Levelless and professionless should be at least possible in any XP ~> point buy system. Depending on how they arrange things it could be a pain in the butt, but it should at least be possible.
And to be honest, in these days of game tweaks most commonly shared as a spreadsheet, I'd be surprised if it wasn't dead easy most of the time, once you'd reverse engineered the spreadsheet they used.
I will say that HARP is easy to do this way, but RM with its vastly different skill costs across the professions is another matter. The only way I could see doing it, would be to take the No-Profession (Layman) profession and applying that to everyone, but let them customize themselves with talents.
Mentioning talents: no PC should be able to spend more bg options or talent points than its race provides.
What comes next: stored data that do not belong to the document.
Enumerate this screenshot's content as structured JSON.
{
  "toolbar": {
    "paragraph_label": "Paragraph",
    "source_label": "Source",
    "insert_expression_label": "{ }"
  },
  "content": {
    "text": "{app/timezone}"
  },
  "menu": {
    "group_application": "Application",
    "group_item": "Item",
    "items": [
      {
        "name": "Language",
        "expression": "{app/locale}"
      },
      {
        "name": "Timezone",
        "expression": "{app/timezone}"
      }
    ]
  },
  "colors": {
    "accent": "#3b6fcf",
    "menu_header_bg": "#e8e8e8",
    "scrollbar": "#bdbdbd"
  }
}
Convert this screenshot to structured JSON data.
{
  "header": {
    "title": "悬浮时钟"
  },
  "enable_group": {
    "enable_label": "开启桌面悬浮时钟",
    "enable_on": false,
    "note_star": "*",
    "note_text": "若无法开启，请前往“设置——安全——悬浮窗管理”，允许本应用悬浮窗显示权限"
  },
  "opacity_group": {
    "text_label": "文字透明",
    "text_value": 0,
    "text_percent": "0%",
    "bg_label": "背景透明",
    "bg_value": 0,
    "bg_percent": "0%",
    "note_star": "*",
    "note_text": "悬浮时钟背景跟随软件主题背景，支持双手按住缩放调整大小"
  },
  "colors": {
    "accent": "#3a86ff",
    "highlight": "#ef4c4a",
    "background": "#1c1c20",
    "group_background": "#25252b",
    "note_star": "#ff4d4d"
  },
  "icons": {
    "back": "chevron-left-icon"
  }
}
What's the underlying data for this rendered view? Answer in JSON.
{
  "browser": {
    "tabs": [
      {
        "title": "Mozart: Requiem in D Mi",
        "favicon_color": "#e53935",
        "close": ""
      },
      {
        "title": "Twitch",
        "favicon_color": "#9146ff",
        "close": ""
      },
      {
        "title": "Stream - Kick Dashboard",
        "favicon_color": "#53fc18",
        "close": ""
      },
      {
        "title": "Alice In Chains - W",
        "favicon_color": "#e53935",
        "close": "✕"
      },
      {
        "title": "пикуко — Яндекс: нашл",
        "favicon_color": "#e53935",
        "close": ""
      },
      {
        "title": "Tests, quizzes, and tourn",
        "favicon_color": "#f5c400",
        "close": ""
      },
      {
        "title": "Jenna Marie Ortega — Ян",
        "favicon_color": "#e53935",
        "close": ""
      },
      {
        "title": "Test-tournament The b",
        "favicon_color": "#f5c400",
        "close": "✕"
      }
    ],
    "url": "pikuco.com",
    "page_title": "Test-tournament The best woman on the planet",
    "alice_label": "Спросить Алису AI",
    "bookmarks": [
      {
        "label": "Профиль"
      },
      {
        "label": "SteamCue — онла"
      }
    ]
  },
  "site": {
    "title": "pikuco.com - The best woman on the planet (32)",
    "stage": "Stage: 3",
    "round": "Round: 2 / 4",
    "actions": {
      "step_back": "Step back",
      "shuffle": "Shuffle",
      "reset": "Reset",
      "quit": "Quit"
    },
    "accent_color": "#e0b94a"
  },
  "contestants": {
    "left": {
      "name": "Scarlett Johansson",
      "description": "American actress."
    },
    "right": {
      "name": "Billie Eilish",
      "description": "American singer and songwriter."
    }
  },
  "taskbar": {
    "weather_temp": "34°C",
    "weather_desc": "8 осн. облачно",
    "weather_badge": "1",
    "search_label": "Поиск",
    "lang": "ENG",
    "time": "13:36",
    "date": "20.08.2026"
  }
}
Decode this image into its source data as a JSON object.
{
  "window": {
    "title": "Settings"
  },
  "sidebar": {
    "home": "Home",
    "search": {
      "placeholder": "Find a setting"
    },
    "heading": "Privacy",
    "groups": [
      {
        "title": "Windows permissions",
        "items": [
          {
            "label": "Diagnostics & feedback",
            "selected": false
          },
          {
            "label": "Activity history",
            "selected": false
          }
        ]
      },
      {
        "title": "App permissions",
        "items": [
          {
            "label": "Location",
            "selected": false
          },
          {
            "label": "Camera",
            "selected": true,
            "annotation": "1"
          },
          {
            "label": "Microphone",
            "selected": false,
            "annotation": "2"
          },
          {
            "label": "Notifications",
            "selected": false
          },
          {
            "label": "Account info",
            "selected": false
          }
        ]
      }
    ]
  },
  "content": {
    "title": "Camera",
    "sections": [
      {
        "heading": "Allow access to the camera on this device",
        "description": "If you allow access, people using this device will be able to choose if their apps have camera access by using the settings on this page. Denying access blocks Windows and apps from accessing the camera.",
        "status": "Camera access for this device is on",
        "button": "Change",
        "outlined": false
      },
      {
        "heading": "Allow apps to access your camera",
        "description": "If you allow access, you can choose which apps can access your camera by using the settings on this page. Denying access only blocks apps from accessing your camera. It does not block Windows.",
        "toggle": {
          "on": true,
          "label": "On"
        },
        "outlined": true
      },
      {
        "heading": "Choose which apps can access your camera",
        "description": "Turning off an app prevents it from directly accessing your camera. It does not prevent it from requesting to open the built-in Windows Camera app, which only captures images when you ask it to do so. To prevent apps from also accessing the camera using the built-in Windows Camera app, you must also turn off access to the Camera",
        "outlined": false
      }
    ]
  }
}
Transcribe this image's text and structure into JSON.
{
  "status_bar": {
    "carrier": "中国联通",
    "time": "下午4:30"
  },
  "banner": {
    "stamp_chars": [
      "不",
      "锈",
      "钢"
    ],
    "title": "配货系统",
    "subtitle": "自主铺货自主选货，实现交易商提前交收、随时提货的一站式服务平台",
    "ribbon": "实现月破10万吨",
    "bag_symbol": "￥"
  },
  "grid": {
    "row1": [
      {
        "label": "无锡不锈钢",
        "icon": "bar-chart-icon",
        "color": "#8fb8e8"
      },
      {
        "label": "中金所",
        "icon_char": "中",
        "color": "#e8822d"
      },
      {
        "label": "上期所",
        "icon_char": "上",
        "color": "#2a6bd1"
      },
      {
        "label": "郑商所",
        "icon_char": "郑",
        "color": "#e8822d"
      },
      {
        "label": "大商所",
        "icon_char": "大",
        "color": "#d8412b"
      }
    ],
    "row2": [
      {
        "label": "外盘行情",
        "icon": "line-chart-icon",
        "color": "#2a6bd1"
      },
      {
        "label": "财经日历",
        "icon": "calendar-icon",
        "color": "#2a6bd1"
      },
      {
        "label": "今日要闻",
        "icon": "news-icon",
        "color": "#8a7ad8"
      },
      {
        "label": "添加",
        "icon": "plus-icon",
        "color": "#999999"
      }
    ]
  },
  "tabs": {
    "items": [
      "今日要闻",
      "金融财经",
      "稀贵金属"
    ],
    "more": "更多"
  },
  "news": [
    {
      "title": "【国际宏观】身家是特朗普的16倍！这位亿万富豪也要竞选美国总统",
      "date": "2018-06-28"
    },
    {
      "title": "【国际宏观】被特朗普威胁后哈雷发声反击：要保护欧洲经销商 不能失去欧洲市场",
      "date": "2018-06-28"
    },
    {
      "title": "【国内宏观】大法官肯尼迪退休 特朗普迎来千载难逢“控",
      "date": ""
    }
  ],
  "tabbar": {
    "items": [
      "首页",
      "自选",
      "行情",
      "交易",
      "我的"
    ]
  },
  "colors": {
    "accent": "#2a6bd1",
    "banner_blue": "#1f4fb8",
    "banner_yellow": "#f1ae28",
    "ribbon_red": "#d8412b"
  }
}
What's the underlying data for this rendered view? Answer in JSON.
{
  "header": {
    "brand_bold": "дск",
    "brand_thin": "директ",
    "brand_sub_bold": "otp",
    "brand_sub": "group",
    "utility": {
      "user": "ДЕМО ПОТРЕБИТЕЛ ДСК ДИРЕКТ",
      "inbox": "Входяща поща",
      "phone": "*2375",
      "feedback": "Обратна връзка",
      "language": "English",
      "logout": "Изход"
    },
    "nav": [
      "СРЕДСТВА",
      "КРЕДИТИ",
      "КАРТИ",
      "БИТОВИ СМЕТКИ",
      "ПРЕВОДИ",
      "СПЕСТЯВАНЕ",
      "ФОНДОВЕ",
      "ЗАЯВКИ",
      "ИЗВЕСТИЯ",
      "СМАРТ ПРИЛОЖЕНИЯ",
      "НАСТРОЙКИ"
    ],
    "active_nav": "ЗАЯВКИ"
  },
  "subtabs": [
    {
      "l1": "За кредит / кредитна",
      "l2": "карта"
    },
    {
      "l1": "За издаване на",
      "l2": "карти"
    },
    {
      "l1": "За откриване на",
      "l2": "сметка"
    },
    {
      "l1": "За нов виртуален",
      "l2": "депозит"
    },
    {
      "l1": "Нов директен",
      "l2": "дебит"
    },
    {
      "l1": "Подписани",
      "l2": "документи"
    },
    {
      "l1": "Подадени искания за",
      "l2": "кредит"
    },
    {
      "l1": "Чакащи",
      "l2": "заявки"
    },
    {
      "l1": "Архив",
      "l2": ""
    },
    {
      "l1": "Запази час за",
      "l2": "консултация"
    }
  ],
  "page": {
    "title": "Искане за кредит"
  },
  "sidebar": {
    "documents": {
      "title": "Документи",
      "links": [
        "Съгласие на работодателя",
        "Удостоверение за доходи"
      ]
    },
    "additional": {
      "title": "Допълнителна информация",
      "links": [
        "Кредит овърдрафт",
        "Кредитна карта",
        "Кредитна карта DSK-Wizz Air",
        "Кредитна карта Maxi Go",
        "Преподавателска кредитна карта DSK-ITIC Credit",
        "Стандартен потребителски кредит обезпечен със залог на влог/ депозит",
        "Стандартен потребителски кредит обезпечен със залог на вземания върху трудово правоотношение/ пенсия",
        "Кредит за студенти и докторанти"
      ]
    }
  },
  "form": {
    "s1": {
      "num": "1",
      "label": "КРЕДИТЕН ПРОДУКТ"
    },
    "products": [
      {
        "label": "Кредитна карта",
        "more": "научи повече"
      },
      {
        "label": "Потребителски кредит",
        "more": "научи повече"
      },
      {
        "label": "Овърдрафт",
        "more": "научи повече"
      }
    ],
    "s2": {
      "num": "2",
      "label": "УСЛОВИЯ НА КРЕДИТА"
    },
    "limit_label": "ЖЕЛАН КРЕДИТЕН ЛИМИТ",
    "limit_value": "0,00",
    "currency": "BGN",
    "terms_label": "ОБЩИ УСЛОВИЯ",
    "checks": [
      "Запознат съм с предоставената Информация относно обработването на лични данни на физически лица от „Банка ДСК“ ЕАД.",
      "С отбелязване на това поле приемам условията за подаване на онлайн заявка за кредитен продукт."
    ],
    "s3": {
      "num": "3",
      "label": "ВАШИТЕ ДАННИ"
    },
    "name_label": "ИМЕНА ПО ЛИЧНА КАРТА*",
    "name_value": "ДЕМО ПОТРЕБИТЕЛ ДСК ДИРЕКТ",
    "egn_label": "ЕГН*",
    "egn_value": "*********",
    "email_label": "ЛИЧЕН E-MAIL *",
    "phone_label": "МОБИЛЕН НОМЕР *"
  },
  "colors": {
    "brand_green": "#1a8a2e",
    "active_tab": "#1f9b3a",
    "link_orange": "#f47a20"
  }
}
Flaws should never add more points, but be required to balance out purchased talents.
This reminds me of another thing I would like to see in RMU - more PC friendly rules. How about we not have everything go against them, huh? Round down if it is about your character's total bonus, but round up if it is about how much something costs for your PC, take the worst of the two skills, etc... just gets frustrating when everything is stacked against you like that.
Look at it from a marketing stand point: How many of the top selling games are really, really deadly? How many of them are more heroic rather than gritty? I have seen the trend, particularly in the "indie" game circuit, but also in the "big" game circuit for the rules to be more about heroics and big action and less about instant deadliness. Now, I like that, but I also like the level of deadliness that RM (and other games) can bring; I just think that there should be a choice on how to run it in the game.
Make the rules much more flexible between heroics and gritty-deadliness, maybe like a tiered approach. Tier 1: Low Grit/High Heroics, on up to Tier 5: High Grit & Deadliness/Low on the Heroics. This can be as easy as saying: during character creation, a gritty Tier 1 character only gets XX amount of development points to spend on attributes, talents and skills (yes, I am going with a level and classless idea here), while up on Tier 5 you get XXX amount. Therefore, on Tier 5 your character will be much more capable (some of you are bound to say: "superheroes"), higher attributes, more & more powerful talents, more skills, etc... than one at a lower tier - especially Tier 1 characters.